在我们的项目中,我使用结构化流+ Kafka进行实时数据分析。我用的是火花2.2,卡夫卡0.10.2。
在应用程序启动时,在从检查点恢复流查询时,我面临一个问题。由于有来自单个kafka流点的多个流查询,而且每个流查询都有不同的校验点目录。因此,在作业失败的情况下,当我们重新启动作业时,会有一些流查询无法从检查点位置恢复,从而抛出读取增量文件的错误异常。以下是日志:
Job aborted due to stage failure: Task 2 in stage 13.0 failed 4 times, most recent failure: Lost task 2.3 in stage 13.0 (TID 831, ip-172-31-10-246.us-west-2.compute.internal, executor 3): java.lang.IllegalStateException: Error reading delta file /checkpointing/wifiHealthPerUserPerMinute/state/0/2/1.delta of HDFSStateStoreProvider[id = (op=0, part=2), dir = /checkpointing/wifiHealthPerUserPerMinute/state/0/2]: /checkpointing/wifiHealthPerUserPerMinute/state/0/2/1.delta does not exist
at org.apache.spark.sql.execution.streaming.state.HDFSBackedStateStoreProvider.org$apache$spark$sql$execution$streaming$state$HDFSBackedStateStoreProvider$$updateFromDeltaFile(HDFSBackedStateStoreProvider.scala:410)
at org.apache.spark.sql.execution.streaming.state.HDFSBackedStateStoreProvider$$anonfun$org$apache$spark$sql$execution$streaming$state$HDFSBackedStateStoreProvider$$loadMap$1$$anonfun$6.apply(HDFSBackedStateStoreProvider.scala:362)
at org.apache.spark.sql.execution.streaming.state.HDFSBackedStateStoreProvider$$anonfun$org$apache$spark$sql$execution$streaming$state$HDFSBackedStateStoreProvider$$loadMap$1$$anonfun$6.apply(HDFSBackedStateStoreProvider.scala:359)
at scala.Option.getOrElse(Option.scala:121)
at org.apache.spark.sql.execution.streaming.state.HDFSBackedStateStoreProvider$$anonfun$org$apache$spark$sql$execution$streaming$state$HDFSBackedStateStoreProvider$$loadMap$1.apply(HDFSBackedStateStoreProvider.scala:359)
at org.apache.spark.sql.execution.streaming.state.HDFSBackedStateStoreProvider$$anonfun$org$apache$spark$sql$execution$streaming$state$HDFSBackedStateStoreProvider$$loadMap$1.apply(HDFSBackedStateStoreProvider.scala:358)
at scala.Option.getOrElse(Option.scala:121)
at org.apache.spark.sql.execution.streaming.state.HDFSBackedStateStoreProvider.org$apache$spark$sql$execution$streaming$state$HDFSBackedStateStoreProvider$$loadMap(HDFSBackedStateStoreProvider.scala:358)
at org.apache.spark.sql.execution.streaming.state.HDFSBackedStateStoreProvider$$anonfun$org$apache$spark$sql$execution$streaming$state$HDFSBackedStateStoreProvider$$loadMap$1$$anonfun$6.apply(HDFSBackedStateStoreProvider.scala:360)
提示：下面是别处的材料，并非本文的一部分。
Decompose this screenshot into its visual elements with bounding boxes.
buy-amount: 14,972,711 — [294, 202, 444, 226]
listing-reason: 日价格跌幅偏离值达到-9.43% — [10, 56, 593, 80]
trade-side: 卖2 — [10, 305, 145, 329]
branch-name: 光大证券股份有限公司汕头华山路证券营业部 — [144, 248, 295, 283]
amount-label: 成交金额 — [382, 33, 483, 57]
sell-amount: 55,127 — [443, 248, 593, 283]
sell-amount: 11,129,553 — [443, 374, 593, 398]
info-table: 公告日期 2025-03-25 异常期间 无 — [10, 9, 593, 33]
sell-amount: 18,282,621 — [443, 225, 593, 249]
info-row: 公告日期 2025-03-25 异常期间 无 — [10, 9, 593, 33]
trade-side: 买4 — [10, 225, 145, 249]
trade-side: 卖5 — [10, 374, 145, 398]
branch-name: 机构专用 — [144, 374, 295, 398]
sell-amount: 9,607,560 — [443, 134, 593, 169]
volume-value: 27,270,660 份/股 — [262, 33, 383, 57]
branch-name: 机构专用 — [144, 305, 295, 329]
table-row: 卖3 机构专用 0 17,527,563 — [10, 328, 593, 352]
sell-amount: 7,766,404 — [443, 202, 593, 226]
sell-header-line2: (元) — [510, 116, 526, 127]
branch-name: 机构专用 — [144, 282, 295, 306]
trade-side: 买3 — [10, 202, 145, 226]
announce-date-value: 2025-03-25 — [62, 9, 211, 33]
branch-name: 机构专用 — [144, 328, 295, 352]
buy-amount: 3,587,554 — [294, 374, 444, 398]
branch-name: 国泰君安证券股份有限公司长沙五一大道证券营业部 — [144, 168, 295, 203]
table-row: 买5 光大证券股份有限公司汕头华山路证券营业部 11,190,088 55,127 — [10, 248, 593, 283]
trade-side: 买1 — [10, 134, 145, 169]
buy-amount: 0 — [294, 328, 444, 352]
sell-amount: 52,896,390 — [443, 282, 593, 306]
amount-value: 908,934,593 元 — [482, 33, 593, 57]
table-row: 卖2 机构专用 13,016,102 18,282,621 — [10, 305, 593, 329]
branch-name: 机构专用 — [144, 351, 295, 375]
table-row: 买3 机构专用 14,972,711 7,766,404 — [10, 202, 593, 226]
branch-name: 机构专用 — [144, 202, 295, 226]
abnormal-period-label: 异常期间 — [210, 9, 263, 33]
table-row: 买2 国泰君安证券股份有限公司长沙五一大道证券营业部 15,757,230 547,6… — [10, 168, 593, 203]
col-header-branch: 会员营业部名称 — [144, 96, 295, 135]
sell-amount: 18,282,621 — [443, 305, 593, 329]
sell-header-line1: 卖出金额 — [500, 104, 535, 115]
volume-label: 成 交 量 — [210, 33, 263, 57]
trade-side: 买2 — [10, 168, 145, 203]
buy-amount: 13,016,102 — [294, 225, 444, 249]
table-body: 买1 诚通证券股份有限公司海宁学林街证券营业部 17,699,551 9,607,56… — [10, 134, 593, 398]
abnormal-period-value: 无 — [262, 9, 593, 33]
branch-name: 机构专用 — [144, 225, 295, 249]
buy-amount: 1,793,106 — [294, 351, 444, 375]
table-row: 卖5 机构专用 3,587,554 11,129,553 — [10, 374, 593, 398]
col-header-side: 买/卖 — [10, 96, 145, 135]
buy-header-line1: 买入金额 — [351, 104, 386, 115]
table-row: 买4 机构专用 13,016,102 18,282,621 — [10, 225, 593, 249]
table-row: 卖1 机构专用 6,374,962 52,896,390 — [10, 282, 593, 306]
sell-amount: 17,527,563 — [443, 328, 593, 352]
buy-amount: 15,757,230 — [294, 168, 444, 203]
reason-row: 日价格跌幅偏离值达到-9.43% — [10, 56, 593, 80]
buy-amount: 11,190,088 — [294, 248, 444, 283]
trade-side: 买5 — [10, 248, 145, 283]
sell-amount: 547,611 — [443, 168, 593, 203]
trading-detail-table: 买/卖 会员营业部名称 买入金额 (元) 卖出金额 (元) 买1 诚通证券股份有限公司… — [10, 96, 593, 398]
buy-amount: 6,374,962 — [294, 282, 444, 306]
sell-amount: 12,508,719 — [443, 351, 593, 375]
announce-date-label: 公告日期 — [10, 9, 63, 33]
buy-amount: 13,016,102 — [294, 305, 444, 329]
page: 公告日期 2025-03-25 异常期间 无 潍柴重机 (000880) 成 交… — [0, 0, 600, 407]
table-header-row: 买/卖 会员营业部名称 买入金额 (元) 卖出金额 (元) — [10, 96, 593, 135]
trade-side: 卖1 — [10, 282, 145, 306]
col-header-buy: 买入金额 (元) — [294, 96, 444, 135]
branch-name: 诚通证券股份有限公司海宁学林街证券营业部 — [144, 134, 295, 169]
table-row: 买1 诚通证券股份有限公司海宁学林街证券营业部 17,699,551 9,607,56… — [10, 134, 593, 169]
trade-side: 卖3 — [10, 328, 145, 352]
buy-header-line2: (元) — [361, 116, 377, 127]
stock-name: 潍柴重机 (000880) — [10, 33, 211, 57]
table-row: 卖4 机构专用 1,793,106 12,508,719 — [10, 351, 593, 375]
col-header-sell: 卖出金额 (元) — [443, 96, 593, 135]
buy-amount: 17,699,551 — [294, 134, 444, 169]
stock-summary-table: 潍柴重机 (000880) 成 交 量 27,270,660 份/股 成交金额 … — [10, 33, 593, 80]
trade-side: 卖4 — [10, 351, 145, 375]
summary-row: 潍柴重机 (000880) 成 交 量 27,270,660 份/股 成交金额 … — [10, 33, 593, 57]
at org.apache.spark.sql.execution.streaming.state.HDFSBackedStateStoreProvider$$anonfun$org$apache$spark$sql$execution$streaming$state$HDFSBackedStateStoreProvider$$loadMap$1$$anonfun$6.apply(HDFSBackedStateStoreProvider.scala:359)
at scala.Option.getOrElse(Option.scala:121)
at org.apache.spark.sql.execution.streaming.state.HDFSBackedStateStoreProvider$$anonfun$org$apache$spark$sql$execution$streaming$state$HDFSBackedStateStoreProvider$$loadMap$1.apply(HDFSBackedStateStoreProvider.scala:359)
at org.apache.spark.sql.execution.streaming.state.HDFSBackedStateStoreProvider$$anonfun$org$apache$spark$sql$execution$streaming$state$HDFSBackedStateStoreProvider$$loadMap$1.apply(HDFSBackedStateStoreProvider.scala:358)
at scala.Option.getOrElse(Option.scala:121)
at org.apache.spark.sql.execution.streaming.state.HDFSBackedStateStoreProvider.org$apache$spark$sql$execution$streaming$state$HDFSBackedStateStoreProvider$$loadMap(HDFSBackedStateStoreProvider.scala:358)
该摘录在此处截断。